Mast brooded over this considerably after he learned Musso was coming with the new guns. It was a strange double reaction that he had, because while he knew he had got the pistol from Musso and his supply room, he could also distinctly remember now that he had bought it. And if he felt a frightened guilt at the way he knew he really had come by his salvation, he also felt a radiant happiness over the other way, the way which he had convinced himself he had come by it. He not only could call up at will now the face of the man from the 8th Field Artillery from whom he had bought it, he could remember the exact transaction that took place and the exact spot and scene where it was consummated. He clung to this and just simply forgot Musso.
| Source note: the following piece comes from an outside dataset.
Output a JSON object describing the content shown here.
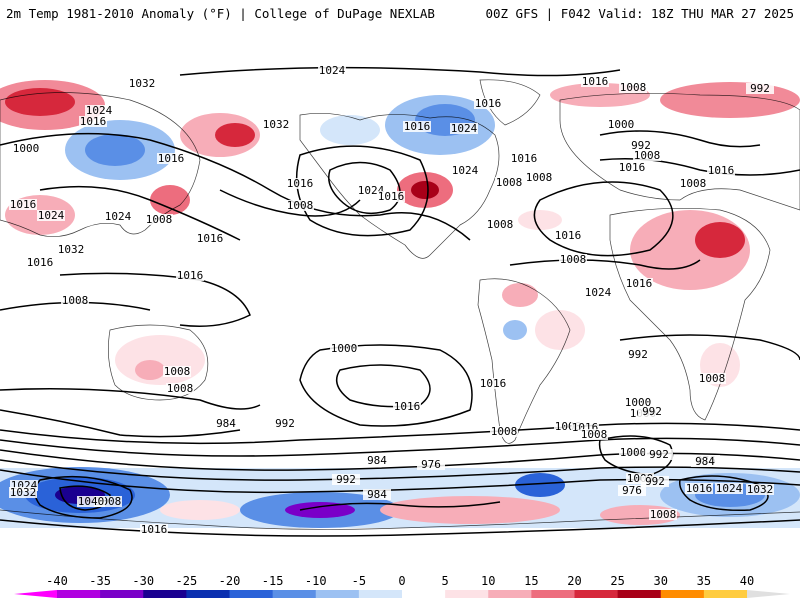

So when Mast came up out of the uppermost, or number six, hole where he had been on post at one of the machine guns, and saw far down below him on the highway the little weapons carrier with Musso in the front beside the driver and the long snouts of the fifties sticking up in back, he suffered a strange mixed double feeling which quickly turned into a definite fright.
Actually, during those few days from the incident with O’Brien to the coming of Musso, Mast had had almost no trouble at all where the pistol was concerned. There had been no more nocturnal attempts to steal it, since everyone knew by now that Mast slept with it in his waist belt and buttoned down under his shirt. And there had been only three offers to buy it from him, two of them by former would-be buyers who had won at poker and were coming back with a higher offer.